Westminster Dog Show 2015 photo.
Andrew Burton/Getty Images

The 2015 WKC Dog Show featured a Pomeranian named Starfire's Spank Me Hard Call Me Crazy, a basset hound named Easthill Broxden Woodland Lettuce Entertain You, and a border terrier named McHill's His Royal Highness Prince Gizmo House of Gremlin.

9. Things have even turned criminal.

A very good boy at a dog show.
MarijaRadovic/iStock via Getty Images

Eight dogs belonging to one prominent New York City dog breeder were poisoned during the 1895 Westminster Dog Show. Despite the story making the front page of The New York Times, no suspect was ever prosecuted for the crime.

10. A bunch of your favorite breeds have never won "best in show."

A chihuahua poking its head out.
Paffy69/iStock via Getty Images

Despite being a favorite among dog-lovers, there has never been a chihuahua, Great Dane, dachshund, or golden retriever crowned "Best in Show." Here's the full list of breeds to never win, as of 2019.

11. Mutts are slowly making their way into the competition.

A dog looking at the camera.
BiancaGrueneberg/iStock via Getty Images

In 2014, mutts, a.k.a. "All-Americans," were allowed to participate in Westminster's Agility Championship for the first time since 1884—but they’re still ineligible for "Best in Show."

12. Labs are voted most popular, but not head of the class.

Lacey, a Labrador, runs through a sport course during a press preview for the Westminster Dog Show on February 12, 2015 in New York City
Andrew Burton, Getty Images

Despite being the most popular dog in the country, a Labrador retriever has never won "Best in Show." The reason? Experts say their friendly temperament prevents them from desiring the spotlight. Labs can also be disqualified for deviating by half an inch from height standards (between 22.5 and 24.5 inches for males and 21.5 and 23.5 for females)—a regulation that was nearly challenged in the U.S. Supreme Court in 1994.

13. Some practices are ancient—and weird.

A dog receiving a prize at a dog show.
Apple Tree House/iStock via Getty Images

While nowadays some breeders cut their dogs' tails for aesthetic reasons, the practice originated with 5th century BCE Greek statesman Alcibiades, who cut the tail of his dog so that the Athenians would have something else to talk about rather than Alcibiades.

14. The dogs have friends (and relatives) in high places.

A photo of a Portuguese water dog.
Ines Arnshoff/iStock via Getty Images

Matisse the Portuguese water dog (officially registered as GCH Claircreek Impression De Matisse) has quite the pedigree. In addition to being the most decorated male show dog in the United States, he is also related to the country's former First Family; his cousin, Sunny, belongs to the Obama family.

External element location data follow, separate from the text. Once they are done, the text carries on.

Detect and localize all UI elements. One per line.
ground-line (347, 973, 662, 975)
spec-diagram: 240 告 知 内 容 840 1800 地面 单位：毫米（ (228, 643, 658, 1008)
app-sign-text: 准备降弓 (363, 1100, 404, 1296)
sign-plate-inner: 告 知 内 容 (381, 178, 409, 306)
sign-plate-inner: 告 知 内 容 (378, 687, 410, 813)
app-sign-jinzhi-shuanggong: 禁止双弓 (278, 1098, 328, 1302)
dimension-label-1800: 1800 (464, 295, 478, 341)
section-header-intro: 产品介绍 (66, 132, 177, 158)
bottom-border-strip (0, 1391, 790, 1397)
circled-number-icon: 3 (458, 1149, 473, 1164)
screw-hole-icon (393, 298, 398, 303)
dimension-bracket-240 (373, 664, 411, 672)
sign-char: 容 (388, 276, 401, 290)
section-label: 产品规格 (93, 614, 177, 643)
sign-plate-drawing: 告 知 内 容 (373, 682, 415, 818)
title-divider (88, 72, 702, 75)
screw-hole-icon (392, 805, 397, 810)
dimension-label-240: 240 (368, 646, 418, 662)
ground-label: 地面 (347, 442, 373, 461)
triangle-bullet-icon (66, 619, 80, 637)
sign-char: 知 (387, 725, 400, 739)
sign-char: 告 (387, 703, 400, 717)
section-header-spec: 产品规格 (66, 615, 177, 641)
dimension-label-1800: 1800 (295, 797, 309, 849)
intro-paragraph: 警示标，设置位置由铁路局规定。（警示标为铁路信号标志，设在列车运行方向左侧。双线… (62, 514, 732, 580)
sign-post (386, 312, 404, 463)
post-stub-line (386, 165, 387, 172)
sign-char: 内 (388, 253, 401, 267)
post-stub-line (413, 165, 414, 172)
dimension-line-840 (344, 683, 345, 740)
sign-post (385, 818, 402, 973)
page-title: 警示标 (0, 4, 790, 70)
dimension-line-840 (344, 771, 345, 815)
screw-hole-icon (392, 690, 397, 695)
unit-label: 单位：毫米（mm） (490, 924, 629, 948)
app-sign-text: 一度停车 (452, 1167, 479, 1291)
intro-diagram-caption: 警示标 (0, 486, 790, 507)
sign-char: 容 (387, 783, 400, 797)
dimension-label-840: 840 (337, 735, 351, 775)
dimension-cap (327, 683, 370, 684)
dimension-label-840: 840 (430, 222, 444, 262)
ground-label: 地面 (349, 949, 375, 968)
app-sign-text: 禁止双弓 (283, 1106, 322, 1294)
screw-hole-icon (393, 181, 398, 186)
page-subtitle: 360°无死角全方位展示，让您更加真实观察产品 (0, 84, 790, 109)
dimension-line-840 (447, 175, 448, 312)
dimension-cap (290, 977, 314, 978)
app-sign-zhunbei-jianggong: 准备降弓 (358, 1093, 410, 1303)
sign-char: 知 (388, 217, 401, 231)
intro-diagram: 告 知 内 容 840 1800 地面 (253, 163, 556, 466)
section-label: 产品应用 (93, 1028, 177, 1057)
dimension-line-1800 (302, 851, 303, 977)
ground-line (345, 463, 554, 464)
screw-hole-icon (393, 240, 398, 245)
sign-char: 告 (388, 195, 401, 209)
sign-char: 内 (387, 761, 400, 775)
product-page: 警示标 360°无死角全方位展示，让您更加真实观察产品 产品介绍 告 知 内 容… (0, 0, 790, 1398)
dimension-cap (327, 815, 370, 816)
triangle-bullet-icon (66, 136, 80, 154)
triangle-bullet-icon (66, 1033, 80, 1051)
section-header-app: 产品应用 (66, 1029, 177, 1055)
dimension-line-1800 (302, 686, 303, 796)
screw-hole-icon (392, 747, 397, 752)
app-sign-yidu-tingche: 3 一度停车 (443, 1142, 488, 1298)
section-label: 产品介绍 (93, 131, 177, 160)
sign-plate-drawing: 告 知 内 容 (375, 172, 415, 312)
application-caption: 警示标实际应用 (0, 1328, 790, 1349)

15. Naturally, there have been some great underdog stories.

A very tiny dog at the Westminster Dog Show.
Matthew Eisman/Getty Images

Tickle Em Jock, "Best in Show" winner at the 1911 Westminster Dog Show, was a Scottish terrier and a dark horse to boot. His original owner was a butcher who sold him for 2 pounds (or about $15), which turned out to be the Scottish terrier's lucky break. After a few years with trainer Andrew Albright, Tickle Em Jock was valued at $5000. Once, after winning the title of "best of breed," the scrappy champ bit a judge's wrist.

A version of this list first ran in 2016.